Hari Raya Tubuh dan Darah Kristus tahun ini bukan sekadar lingkaran kalender liturgi yang berulang; ia adalah sebuah muara besar di mana air teologi Kristiani yang kudus bertemu dan menyatu tanpa sekat dengan arus kosmologi Sikka yang purba.
Sebanyak 5.359 anak bersiap melangkah menuju altar dengan pakaian putih bersih, tepat di hari Minggu, 7 Juni 2026 besok. Di tangan mereka, lilin-lilin kecil akan menyala, menandai langkah perdana mereka menyambut Sakramen Komuni Pertama. Namun, di tanah berundak ini—sebuah lanskap yang tidak hanya melambangkan topografi bukit-bukit Flores, tetapi juga tingkatan silsilah dan hierarki penghormatan adat yang rapi—iman tidak pernah dikurung di dalam keheningan dinding-dinding gereja. Ketika ritus sakral di altar selesai, perayaan itu meluber keluar, menjelma menjadi sebuah perjumpaan budaya kolosal yang menggetarkan seluruh rahim bumi Sikka.
Rangkaian perayaan ini menjadi panggung bagi sebuah perjamuan agung yang panjang. Altar gereja seolah diperpanjang hingga menyentuh meja-meja perjamuan di ribuan rumah. Kristus yang membagikan diri-Nya dalam rupa roti dan anggur kini dihadirkan kembali oleh keluarga melalui hidangan dan kegembiraan bersama. Di sinilah matematika ekonomi modern dipaksa tunduk pada kearifan antropologi lokal.

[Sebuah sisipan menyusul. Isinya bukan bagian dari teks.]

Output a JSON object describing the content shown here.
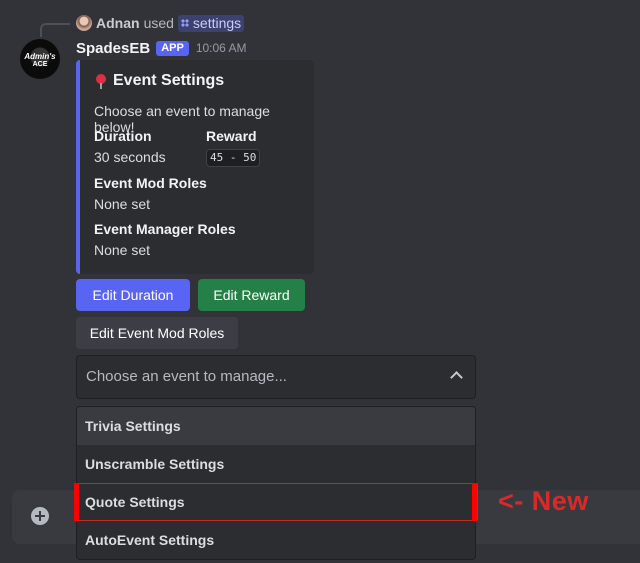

Estimasi dana sebesar Rp75 miliar yang berputar melalui penyembelihan lebih dari sepuluh ribu ekor babi, sekilas mungkin terdengar konsumtif di telinga orang luar. Namun, bagi masyarakat Sikka, babi bukanlah sekadar komoditas peternakan atau pemborosan materi. Hewan ini adalah simbol sakral dari kesuburan rahim, kontinuitas kehidupan, serta instrumen utama dalam ekonomi resiproksitas.
Uang dan ternak yang mengalir tidak pernah hilang; mereka berputar di antara para peternak, petani, dan penenun lokal, lalu dicatat dalam ingatan kolektif sebagai investasi kultural dan komitmen persaudaraan yang akan saling dikembalikan di masa depan. Ini adalah jaring pengaman tradisional yang menjaga klan tetap hidup dan solid.
Saat ritus tama benu digelar, gerbang rumah-rumah dibuka lebar untuk menerima keluarga besar. Di sudut pelataran, darah babi ditumpahkan ke bumi sebagai medium sakral yang mendinginkan kosmos dan menyegel perjanjian. Di sinilah momen mistis di mana dogma Katolik tentang Communio Sanctorum—Persekutuan Para Kudus—tidak lagi menjadi lembaran teks teologi yang rumit, melainkan realitas yang bernapas.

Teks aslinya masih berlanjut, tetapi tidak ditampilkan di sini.